South Korea is launching on-site FX inspections to curb speculative won trading; the won added 1.2% on Tuesday after a 2% Monday rally. The 10-year Treasury yield sits at 4.55%, down 2 basis points. Gold holds near $4,340, with Citi cutting its 3-month target to $4,000 on Fed hike risk. Remember, as long as Central Banks remain hawkish, Gold is likely to remain under pressure.
Chart of the Day
The spread between the best and worst performing quintiles within S&P Information Technology has reached 120 percentage points over the last three months, almost exactly where it sat in February 2000. The median stock in today’s top quintile has gained 108% over three months; in February 2000 the equivalent figure was 119%, and the median 12-month forward return from that cohort was -57%.

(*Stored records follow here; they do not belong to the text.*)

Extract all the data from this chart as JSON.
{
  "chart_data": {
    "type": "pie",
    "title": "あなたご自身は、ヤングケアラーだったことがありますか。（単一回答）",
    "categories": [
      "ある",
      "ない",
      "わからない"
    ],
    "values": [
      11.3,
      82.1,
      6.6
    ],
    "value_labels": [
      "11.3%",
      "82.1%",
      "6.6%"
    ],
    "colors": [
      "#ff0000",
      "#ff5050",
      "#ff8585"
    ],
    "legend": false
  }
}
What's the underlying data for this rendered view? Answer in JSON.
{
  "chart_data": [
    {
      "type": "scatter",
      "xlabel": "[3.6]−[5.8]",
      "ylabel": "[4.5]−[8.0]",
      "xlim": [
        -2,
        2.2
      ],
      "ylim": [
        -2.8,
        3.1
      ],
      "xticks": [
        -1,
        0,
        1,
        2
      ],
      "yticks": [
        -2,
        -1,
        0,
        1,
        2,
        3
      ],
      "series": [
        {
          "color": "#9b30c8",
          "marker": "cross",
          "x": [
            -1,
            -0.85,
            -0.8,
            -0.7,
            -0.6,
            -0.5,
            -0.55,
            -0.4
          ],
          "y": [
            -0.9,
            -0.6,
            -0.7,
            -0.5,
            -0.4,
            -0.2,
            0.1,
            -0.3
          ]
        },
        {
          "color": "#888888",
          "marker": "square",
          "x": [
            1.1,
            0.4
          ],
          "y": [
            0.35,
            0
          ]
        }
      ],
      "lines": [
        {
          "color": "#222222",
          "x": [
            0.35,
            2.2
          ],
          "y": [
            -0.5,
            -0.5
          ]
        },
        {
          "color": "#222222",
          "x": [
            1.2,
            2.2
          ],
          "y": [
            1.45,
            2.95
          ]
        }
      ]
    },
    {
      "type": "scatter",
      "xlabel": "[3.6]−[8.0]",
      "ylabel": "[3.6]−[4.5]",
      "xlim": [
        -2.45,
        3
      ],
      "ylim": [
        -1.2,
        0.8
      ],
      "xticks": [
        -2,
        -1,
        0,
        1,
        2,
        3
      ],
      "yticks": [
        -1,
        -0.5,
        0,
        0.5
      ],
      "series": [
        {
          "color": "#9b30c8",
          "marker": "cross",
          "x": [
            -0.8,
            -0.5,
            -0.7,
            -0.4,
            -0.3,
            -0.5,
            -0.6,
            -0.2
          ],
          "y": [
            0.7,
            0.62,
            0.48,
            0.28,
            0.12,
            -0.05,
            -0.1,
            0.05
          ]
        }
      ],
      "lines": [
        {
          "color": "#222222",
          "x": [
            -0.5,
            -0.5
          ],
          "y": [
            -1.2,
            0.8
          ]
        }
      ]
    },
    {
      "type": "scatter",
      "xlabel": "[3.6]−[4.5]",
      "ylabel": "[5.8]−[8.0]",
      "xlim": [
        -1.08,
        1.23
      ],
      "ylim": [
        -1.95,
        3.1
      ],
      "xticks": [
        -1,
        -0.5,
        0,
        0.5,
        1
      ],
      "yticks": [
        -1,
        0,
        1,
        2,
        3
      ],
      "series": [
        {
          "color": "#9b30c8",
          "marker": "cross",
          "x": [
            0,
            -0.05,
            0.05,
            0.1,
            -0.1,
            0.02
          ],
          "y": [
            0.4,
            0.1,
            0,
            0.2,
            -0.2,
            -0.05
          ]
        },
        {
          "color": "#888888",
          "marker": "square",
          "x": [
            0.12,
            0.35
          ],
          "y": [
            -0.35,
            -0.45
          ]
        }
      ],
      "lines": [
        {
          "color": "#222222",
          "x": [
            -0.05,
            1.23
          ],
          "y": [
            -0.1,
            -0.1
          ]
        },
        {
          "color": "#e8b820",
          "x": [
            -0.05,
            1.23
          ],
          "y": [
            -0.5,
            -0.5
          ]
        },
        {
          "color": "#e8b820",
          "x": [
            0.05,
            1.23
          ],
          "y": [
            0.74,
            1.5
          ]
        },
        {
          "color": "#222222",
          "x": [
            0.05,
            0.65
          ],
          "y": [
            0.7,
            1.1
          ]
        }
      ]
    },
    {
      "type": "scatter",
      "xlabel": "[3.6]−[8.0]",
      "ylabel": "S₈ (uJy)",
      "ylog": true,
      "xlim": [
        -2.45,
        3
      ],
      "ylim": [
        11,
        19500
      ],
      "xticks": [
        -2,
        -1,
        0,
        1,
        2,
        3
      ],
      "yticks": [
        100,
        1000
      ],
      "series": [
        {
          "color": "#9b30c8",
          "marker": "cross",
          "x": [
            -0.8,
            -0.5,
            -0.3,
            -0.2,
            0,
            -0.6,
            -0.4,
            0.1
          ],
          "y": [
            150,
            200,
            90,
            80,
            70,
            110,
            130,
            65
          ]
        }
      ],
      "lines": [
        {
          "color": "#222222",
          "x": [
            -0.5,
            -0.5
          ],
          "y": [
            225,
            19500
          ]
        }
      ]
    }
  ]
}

Tech fundamentals in 2026 are healthier than 2000 on leverage and capital intensity. But hyperscaler capex as a share of operating cash flow is forecast to approach 100% this year, up from 40% in 2023. Extreme dispersion in a cycle where cash flow is being consumed rather than returned is a different proposition from healthy rotation.
Calendars
Market Prep
Nasdaq 100 futures are up 0.6%, with Kospi leading Asia at +8.2% on Samsung and SK Hynix strength. Nikkei gained over 2%. The ASX fell for a third session with minimal AI exposure to cushion the blow. Stoxx 600 is roughly flat. The S&P 500 enters Tuesday having shed 2.64% last week, giving up over $2 trillion in market cap on Friday alone.
Friday’s selloff was mechanical, not fundamental. Leveraged ETFs tied to Korean and Asian tech names had grown 6x since January to $65 billion in assets. These products are designed to automatically sell when markets fall to maintain their leverage ratios, and that forced selling, estimated at $51.6 billion on Friday alone, overwhelmed normal buyers and sent the Nasdaq down 5%. Today’s Kospi recovery is largely that process running in reverse.
For roughly twenty years, buybacks shrank the supply of shares available to investors, and that structural tailwind quietly helped push equity prices higher. That era is reversing and hyperscalers are now issuing equity to fund AI infrastructure, with Alphabet already done and Meta reportedly next. Every new share issued is supply the market has to absorb, capping upside in the very names that have led this rally. Nomura’s Charlie McElligott calls this de facto call overwriting on their own stocks, and behind the hyperscalers sits roughly $1.1 trillion of additional AI-linked supply from SpaceX, OpenAI, and Anthropic all rushing to market in the same compressed window.
The options market was also flashing warning signs before Friday. Investors were paying more to bet on stocks going up than going down, an unusual setup that historically does not end well when new supply hits. Goldman’s prime brokerage data showed hedge funds heavily crowded into the same long positions with minimal short hedges.
On the corporate side: OpenAI’s confidential S-1 is filed with Goldman and Morgan Stanley running the deal, timing still open. GSK agreed to acquire Nuvalent for $10.6 billion in oncology. Apple used WWDC to lay out its next-generation AI platform, but the market was far from impressed.